Au Gabon, dire qu’on n’a pas d’argent, c’est comme avouer qu’on a trahi la patrie. On te regarde comme si tu venais de dire “je suis contre les piments dans les bouillons”. L’impensable. Et dans ce climat de suspicion financière permanente, certaines personnes ont développé un sixième sens de ton portefeuille.
Les urgentistes émotionnels
Ceux-là ont des urgences… dans ton argent. Oui, oui. Pas dans le leur. Leur mère doit se faire opérer. Leur cousin a raté le bus. Le chien du voisin a mangé leur dernier billet de 5.000. Tout est possible. Et TOI, tu deviens leur SAMU personnel. Et si jamais tu dis non, attention : ils basculent dans le mélodrame.
“Tu as changé, hein. Avant tu étais simple.”
Traduction : tu n’es plus rentable. Donc tu n’as plus d’utilité.
Et là, on te sort la phrase assassine :
“Je sais que tu es fauché mais fais un effort.”
Traduction libre : menteur, je sais que tu caches quelque chose.
Ils parlent comme si tu avais un compte secret dans une banque suisse, et qu’on était dans un épisode de “Inspecteur Mabounda.”
LES JAMAIS-LÀ
Tu les aides une fois, deux fois, quinze fois. Tu es là quand ils tombent. Tu es là quand ils pleurent. Tu es même là quand ils ne savent pas ce qu’ils veulent. Mais le jour où toi-même tu tousses, silence radio. Le réseau coupe bizarrement. Ils deviennent invisibles, muets, occupés, en prière ou “en mode avion.”
Ce sont eux aussi qui envoient des statuts genre :
“La vraie amitié, c’est dans les moments difficiles.”
Sauf que dans leur film, les moments difficiles, c’est uniquement pour les autres. Eux, ils ont juste signé pour encaisser, jamais pour donner.
Les analystes de ta galère
Toi-même tu fais des calculs, tu bouffes sans jus, tu annules des sorties, tu compresses le budget à mort. Mais eux, au lieu de te demander “tu tiens comment ?”, ils demandent :
“Mais tu fais quoi de ton argent ?”
“Tu n’économises pas un peu aussi ?”
“Tu bois trop les sucreries là.”
Merci pour le conseil, coach financier, mais là je n’ai même pas de quoi acheter une banane.
Et attention, ces gens-là ne t’aident pas. Non non. Mais ils te jugent quand même.
Les ingrats à mémoire sélective
Là, on touche un point sensible. Ce sont les plus dangereux. Tu les aides quand ils sont dans la misère. Tu fais des efforts même quand tu n’as presque rien. Tu grattes pour eux, tu fais des sacrifices, tu fais des avances sur ton malheur. Mais le SEUL jour où tu dis non – pas parce que tu ne veux pas, mais parce que tu ne peux pas – c’est fini.

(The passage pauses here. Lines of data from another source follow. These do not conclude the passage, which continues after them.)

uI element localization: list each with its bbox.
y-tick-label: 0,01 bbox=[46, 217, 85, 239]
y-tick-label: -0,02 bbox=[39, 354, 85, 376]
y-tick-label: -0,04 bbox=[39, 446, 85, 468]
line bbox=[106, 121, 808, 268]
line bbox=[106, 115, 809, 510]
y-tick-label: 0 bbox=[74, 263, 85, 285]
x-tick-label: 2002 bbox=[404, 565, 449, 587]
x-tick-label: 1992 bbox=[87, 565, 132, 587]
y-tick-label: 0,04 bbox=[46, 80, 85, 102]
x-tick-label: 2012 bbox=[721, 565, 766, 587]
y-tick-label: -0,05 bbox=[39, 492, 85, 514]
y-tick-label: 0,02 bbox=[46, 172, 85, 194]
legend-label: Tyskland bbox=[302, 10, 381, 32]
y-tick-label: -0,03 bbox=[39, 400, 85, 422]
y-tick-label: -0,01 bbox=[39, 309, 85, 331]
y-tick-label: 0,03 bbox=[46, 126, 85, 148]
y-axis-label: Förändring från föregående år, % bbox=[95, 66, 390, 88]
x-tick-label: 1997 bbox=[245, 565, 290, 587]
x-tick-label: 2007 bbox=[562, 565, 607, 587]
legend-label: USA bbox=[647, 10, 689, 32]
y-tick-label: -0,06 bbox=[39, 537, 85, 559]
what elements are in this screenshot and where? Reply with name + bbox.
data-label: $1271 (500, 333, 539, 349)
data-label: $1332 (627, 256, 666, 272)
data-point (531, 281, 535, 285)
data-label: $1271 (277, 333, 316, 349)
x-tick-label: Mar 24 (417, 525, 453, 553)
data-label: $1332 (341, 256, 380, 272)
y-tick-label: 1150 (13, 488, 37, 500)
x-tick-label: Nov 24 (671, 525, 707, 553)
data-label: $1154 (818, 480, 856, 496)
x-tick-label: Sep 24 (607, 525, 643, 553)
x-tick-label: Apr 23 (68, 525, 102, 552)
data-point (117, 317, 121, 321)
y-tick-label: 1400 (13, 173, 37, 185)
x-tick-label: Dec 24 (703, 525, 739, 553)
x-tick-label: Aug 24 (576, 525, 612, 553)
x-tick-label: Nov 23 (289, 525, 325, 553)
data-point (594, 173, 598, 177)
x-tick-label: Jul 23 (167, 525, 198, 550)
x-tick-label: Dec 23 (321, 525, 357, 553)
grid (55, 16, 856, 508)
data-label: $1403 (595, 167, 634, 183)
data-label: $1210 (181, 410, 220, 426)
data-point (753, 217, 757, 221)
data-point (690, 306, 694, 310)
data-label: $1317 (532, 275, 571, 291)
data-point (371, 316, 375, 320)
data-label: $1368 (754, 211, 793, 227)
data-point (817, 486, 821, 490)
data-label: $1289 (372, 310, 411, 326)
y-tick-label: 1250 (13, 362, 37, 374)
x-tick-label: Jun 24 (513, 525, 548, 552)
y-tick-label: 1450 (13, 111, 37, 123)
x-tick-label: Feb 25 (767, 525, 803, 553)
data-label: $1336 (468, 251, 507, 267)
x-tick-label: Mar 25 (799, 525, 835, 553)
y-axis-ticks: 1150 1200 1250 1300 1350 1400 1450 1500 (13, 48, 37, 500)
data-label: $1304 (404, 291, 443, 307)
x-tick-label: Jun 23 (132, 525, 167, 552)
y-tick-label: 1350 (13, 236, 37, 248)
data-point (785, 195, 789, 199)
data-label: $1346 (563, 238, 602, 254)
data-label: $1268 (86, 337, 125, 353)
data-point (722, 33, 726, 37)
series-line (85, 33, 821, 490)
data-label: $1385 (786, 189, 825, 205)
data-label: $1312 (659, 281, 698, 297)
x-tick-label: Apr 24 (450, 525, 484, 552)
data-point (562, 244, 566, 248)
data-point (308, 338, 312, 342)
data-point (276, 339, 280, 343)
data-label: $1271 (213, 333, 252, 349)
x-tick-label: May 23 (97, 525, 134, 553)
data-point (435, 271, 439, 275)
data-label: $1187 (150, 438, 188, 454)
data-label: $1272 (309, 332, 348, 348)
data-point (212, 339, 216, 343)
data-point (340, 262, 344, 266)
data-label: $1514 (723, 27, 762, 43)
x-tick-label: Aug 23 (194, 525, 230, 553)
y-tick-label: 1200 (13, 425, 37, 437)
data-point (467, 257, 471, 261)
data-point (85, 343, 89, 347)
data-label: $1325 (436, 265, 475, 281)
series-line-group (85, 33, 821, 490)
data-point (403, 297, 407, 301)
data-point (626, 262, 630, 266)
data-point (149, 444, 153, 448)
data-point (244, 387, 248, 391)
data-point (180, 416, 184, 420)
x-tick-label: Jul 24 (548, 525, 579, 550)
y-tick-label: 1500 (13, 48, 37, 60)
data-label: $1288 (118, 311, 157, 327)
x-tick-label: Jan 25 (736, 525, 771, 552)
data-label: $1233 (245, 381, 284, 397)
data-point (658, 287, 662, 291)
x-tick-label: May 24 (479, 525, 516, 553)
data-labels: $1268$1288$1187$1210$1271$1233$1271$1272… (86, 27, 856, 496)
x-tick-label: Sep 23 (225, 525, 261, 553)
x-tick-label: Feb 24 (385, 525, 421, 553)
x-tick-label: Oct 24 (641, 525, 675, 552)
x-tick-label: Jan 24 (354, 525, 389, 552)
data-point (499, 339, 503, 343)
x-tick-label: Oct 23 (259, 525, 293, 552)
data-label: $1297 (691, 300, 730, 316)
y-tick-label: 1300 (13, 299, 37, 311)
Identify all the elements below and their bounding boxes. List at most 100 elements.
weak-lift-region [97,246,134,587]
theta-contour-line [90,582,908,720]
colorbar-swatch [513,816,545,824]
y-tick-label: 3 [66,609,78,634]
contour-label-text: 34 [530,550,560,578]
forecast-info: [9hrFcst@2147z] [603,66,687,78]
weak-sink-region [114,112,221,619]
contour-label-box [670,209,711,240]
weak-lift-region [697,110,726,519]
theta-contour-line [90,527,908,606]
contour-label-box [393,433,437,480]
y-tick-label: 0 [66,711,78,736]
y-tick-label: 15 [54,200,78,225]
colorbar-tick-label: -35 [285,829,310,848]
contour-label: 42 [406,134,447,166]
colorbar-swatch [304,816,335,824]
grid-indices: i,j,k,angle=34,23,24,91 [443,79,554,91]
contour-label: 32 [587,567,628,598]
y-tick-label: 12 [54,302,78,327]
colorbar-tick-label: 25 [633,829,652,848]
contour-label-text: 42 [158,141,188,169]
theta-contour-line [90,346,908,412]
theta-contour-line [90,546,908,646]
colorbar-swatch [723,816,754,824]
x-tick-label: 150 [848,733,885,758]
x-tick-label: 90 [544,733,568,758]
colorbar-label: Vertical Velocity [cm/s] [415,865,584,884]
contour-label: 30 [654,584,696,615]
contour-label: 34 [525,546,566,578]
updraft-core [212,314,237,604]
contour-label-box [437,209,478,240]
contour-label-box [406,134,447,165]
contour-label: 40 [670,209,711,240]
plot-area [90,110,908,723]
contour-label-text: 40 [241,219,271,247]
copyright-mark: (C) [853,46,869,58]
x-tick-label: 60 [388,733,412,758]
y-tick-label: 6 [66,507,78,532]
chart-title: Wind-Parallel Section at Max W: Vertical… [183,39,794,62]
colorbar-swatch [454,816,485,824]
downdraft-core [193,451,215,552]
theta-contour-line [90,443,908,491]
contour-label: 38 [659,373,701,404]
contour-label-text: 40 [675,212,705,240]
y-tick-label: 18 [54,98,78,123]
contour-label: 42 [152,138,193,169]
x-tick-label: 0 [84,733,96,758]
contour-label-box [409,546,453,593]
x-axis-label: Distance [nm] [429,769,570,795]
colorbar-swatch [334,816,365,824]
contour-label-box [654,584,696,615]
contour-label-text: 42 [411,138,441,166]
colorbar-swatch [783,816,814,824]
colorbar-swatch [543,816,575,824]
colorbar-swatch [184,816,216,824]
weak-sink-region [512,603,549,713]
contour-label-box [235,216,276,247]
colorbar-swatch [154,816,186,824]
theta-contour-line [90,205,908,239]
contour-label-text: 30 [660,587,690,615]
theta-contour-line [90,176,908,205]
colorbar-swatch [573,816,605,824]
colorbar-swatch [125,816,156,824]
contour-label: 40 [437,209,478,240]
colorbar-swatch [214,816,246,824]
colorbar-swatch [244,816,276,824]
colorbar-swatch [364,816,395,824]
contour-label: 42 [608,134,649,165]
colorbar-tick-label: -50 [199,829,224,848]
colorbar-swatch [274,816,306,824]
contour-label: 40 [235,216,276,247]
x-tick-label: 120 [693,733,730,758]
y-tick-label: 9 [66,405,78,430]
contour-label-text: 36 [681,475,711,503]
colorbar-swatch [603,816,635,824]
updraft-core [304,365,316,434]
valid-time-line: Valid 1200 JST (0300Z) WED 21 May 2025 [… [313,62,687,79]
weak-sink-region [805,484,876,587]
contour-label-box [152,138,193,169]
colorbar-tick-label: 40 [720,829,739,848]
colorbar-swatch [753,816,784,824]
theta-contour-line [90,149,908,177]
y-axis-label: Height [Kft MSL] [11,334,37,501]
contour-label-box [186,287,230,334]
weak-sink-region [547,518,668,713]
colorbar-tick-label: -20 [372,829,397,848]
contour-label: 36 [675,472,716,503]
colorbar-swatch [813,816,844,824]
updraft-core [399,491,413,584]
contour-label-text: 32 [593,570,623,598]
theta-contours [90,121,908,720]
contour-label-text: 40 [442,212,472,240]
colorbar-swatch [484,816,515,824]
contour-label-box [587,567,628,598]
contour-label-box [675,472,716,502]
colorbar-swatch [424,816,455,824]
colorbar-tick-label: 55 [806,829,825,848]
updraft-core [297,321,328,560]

Tu deviens l’égoïste, le cœur sec, le faux gars.
Et comme si ça ne suffisait pas, ils disent même aux autres que tu n’aides jamais. Comme si tu étais une illusion.
Et là, tu restes là à te demander :
“Donc tout ce que j’ai fait là, c’était des rêves ?”
VOUS FATIGUEZ LES GENS !!!
La vérité, c’est que dans ce pays, beaucoup confondent générosité et obligation. Ils croient que parce que tu as donné une fois, tu as signé un contrat à vie. Or même les ONG ont des limites.
Alors oui, tu peux dire non.
Oui, tu as le droit d’être fauché.
Et non, tu n’es pas obligé de t’endetter pour entretenir des gens qui, de toutes façons, ne seront même pas là pour t’acheter un Doliprane si tu tombes malade.
Et la prochaine fois qu’on te dit :
« Je sais que tu es fauché, mais fais un effort…»
Réponds doucement :
“Je fais déjà un effort monumental en souriant avec 432 francs dans mon compte. On va s’en tenir là.”